6. My experience with reading poetry differs from my experience with reading other types of literature.....for several reasons. I like that when I read poetry it speaks to me on a level different from anything else. But I also enjoy reading poetry because my eyes are not as good as they used to be and sometimes I tire easy of reading longer material, which frustrates me. Especially since I am also learning that I am not as broadly well read as I would like to be. I do think this hinders to some degree my own writing.

7. I find poetry...... (chuckling here) much to the dismay of my family, I find poetry in almost everything. They do not share passion for poetry. Don't get me wrong, they are very supportive of my writing.
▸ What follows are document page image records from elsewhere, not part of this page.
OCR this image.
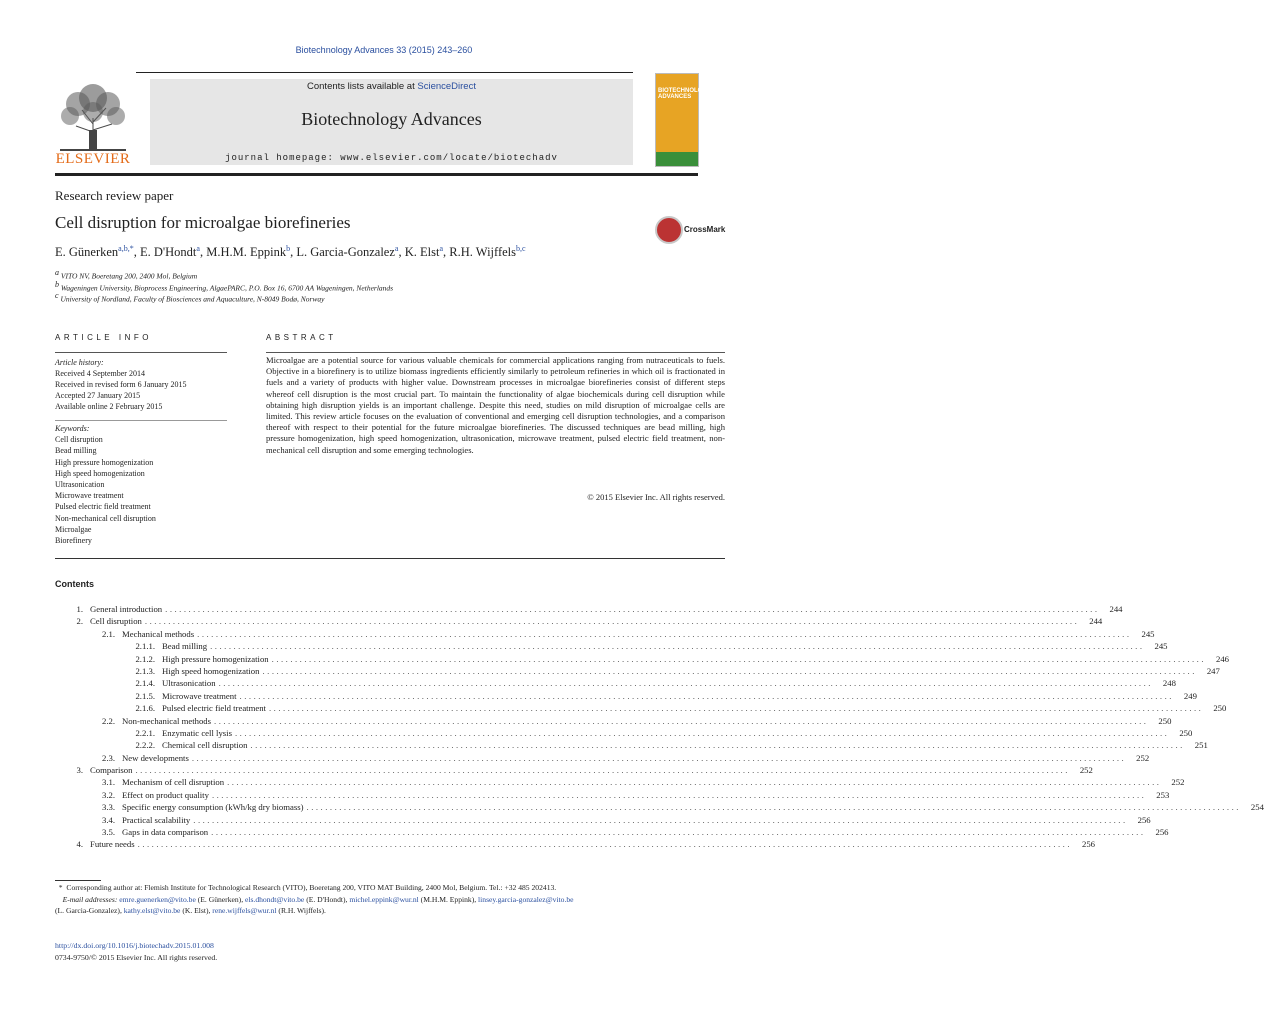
Biotechnology Advances 33 (2015) 243–260
ELSEVIER
Contents lists available at ScienceDirect
Biotechnology Advances
journal homepage: www.elsevier.com/locate/biotechadv
BIOTECHNOLOGY ADVANCES
Research review paper
Cell disruption for microalgae biorefineries	CrossMark
E. Günerken$^{a,b,*}$, E. D'Hondt$^a$, M.H.M. Eppink$^b$, L. Garcia-Gonzalez$^a$, K. Elst$^a$, R.H. Wijffels$^{b,c}$
$^a$ VITO NV, Boeretang 200, 2400 Mol, Belgium
$^b$ Wageningen University, Bioprocess Engineering, AlgaePARC, P.O. Box 16, 6700 AA Wageningen, Netherlands
$^c$ University of Nordland, Faculty of Biosciences and Aquaculture, N-8049 Bodø, Norway
ARTICLE INFO
Article history:
Received 4 September 2014
Received in revised form 6 January 2015
Accepted 27 January 2015
Available online 2 February 2015
Keywords:
Cell disruption
Bead milling
High pressure homogenization
High speed homogenization
Ultrasonication
Microwave treatment
Pulsed electric field treatment
Non-mechanical cell disruption
Microalgae
Biorefinery
ABSTRACT
Microalgae are a potential source for various valuable chemicals for commercial applications ranging from nutraceuticals to fuels. Objective in a biorefinery is to utilize biomass ingredients efficiently similarly to petroleum refineries in which oil is fractionated in fuels and a variety of products with higher value. Downstream processes in microalgae biorefineries consist of different steps whereof cell disruption is the most crucial part. To maintain the functionality of algae biochemicals during cell disruption while obtaining high disruption yields is an important challenge. Despite this need, studies on mild disruption of microalgae cells are limited. This review article focuses on the evaluation of conventional and emerging cell disruption technologies, and a comparison thereof with respect to their potential for the future microalgae biorefineries. The discussed techniques are bead milling, high pressure homogenization, high speed homogenization, ultrasonication, microwave treatment, pulsed electric field treatment, non-mechanical cell disruption and some emerging technologies.
© 2015 Elsevier Inc. All rights reserved.
Contents
1. General introduction ........................................................................................................................................................................................................	244
2. Cell disruption ........................................................................................................................................................................................................	244
2.1. Mechanical methods ........................................................................................................................................................................................................	245
2.1.1. Bead milling ........................................................................................................................................................................................................	245
2.1.2. High pressure homogenization ........................................................................................................................................................................................................	246
2.1.3. High speed homogenization ........................................................................................................................................................................................................	247
2.1.4. Ultrasonication ........................................................................................................................................................................................................	248
2.1.5. Microwave treatment ........................................................................................................................................................................................................	249
2.1.6. Pulsed electric field treatment ........................................................................................................................................................................................................	250
2.2. Non-mechanical methods ........................................................................................................................................................................................................	250
2.2.1. Enzymatic cell lysis ........................................................................................................................................................................................................	250
2.2.2. Chemical cell disruption ........................................................................................................................................................................................................	251
2.3. New developments ........................................................................................................................................................................................................	252
3. Comparison ........................................................................................................................................................................................................	252
3.1. Mechanism of cell disruption ........................................................................................................................................................................................................	252
3.2. Effect on product quality ........................................................................................................................................................................................................	253
3.3. Specific energy consumption (kWh/kg dry biomass) ........................................................................................................................................................................................................	254
3.4. Practical scalability ........................................................................................................................................................................................................	256
3.5. Gaps in data comparison ........................................................................................................................................................................................................	256
4. Future needs ........................................................................................................................................................................................................	256
* Corresponding author at: Flemish Institute for Technological Research (VITO), Boeretang 200, VITO MAT Building, 2400 Mol, Belgium. Tel.: +32 485 202413.
E-mail addresses: emre.guenerken@vito.be (E. Günerken), els.dhondt@vito.be (E. D'Hondt), michel.eppink@wur.nl (M.H.M. Eppink), linsey.garcia-gonzalez@vito.be
(L. Garcia-Gonzalez), kathy.elst@vito.be (K. Elst), rene.wijffels@wur.nl (R.H. Wijffels).
http://dx.doi.org/10.1016/j.biotechadv.2015.01.008
0734-9750/© 2015 Elsevier Inc. All rights reserved.
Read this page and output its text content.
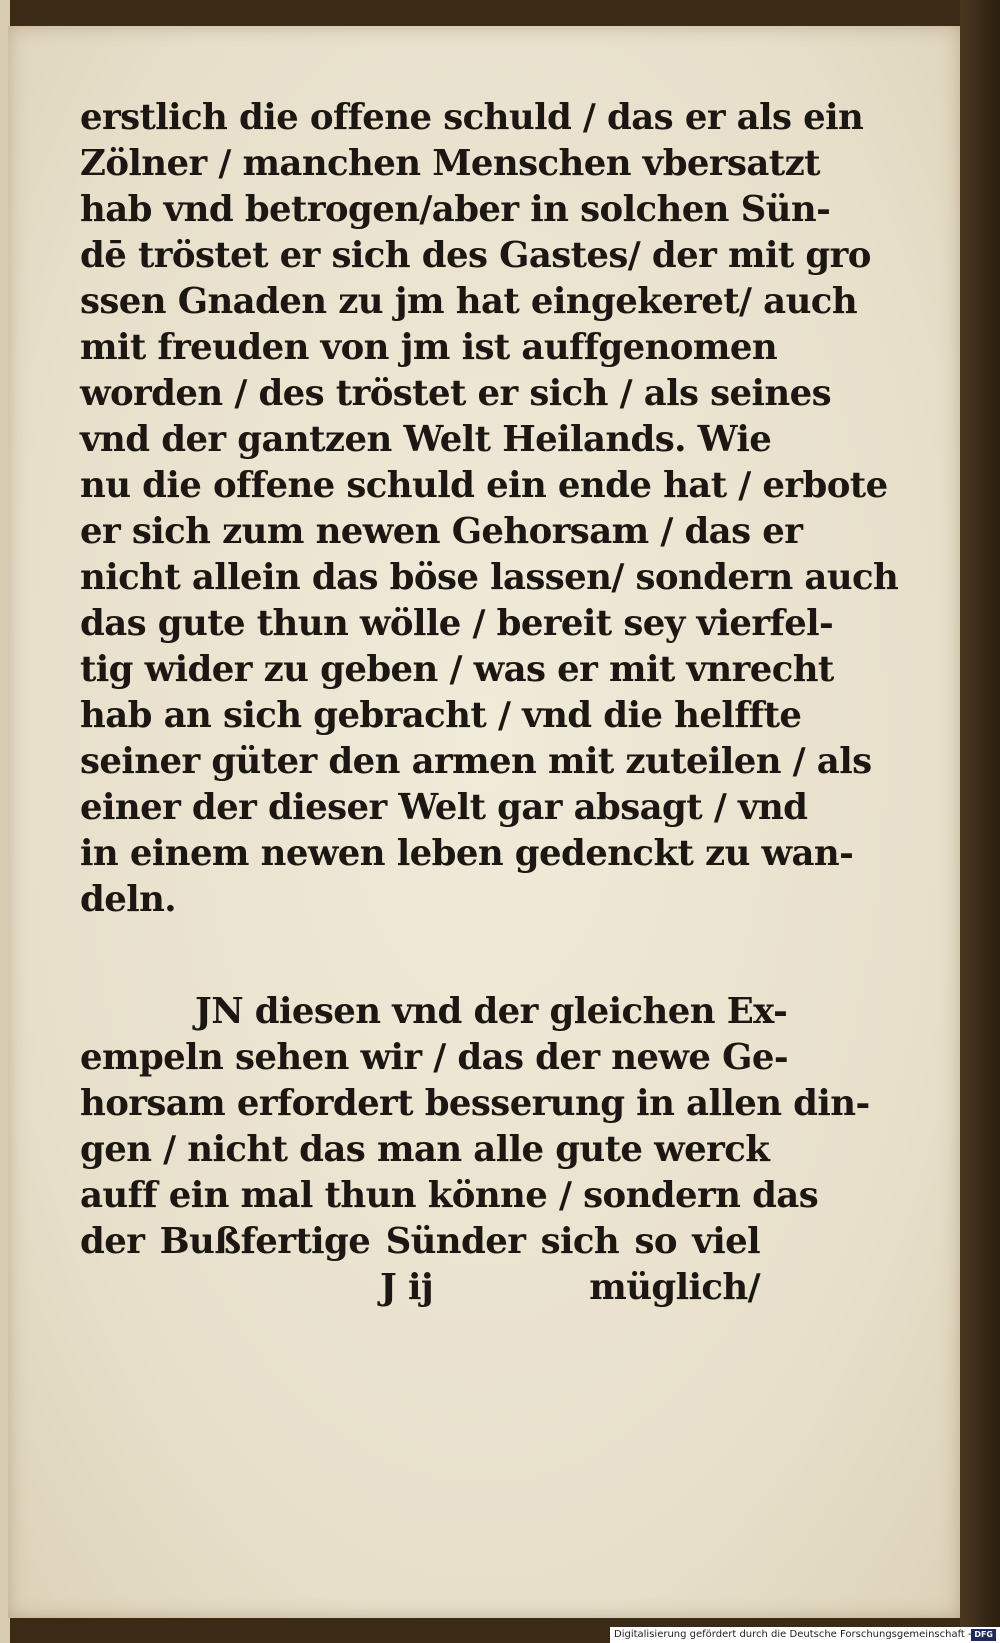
erstlich die offene schuld / das er als ein
Zölner / manchen Menschen vbersatzt
hab vnd betrogen/aber in solchen Sün-
dē tröstet er sich des Gastes/ der mit gro
ssen Gnaden zu jm hat eingekeret/ auch
mit freuden von jm ist auffgenomen
worden / des tröstet er sich / als seines
vnd der gantzen Welt Heilands. Wie
nu die offene schuld ein ende hat / erbote
er sich zum newen Gehorsam / das er
nicht allein das böse lassen/ sondern auch
das gute thun wölle / bereit sey vierfel-
tig wider zu geben / was er mit vnrecht
hab an sich gebracht / vnd die helffte
seiner güter den armen mit zuteilen / als
einer der dieser Welt gar absagt / vnd
in einem newen leben gedenckt zu wan-
deln.
JN diesen vnd der gleichen Ex-
empeln sehen wir / das der newe Ge-
horsam erfordert besserung in allen din-
gen / nicht das man alle gute werck
auff ein mal thun könne / sondern das
der Bußfertige Sünder sich so viel
J ij	müglich/
Digitalisierung gefördert durch die Deutsche Forschungsgemeinschaft - DFG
I see poetry in a 6-4-3 double play. I see it in an empty baseball diamond. I see it in my backyard, the kitchen, in politics, in the silence of the night. This can be troubling to some. ( smile)

8. The last time I heard poetry.... I suppose it was myself reading out loud from a manuscript before I sent it off yesterday. Trying to reassure myself I suppose.

I used to go to readings fairly regularly. And last year I was reading every month someplace and sometimes two or three times in a month. It has been a while since I've done that. I do listen to poetry as well from various podcast sources.

9. I think poetry is like... life itself. I think it's like complexities reduced to simplest terms. It is an affirmation of magic. Evidence of a higher power. It is the closest thing to a universal language of the soul. It is where the heart and mind meet and a great fission occurs that produces the art of ourselves in language.

Ah... now who to tag with this.....? Deborah, Robert and Kelli.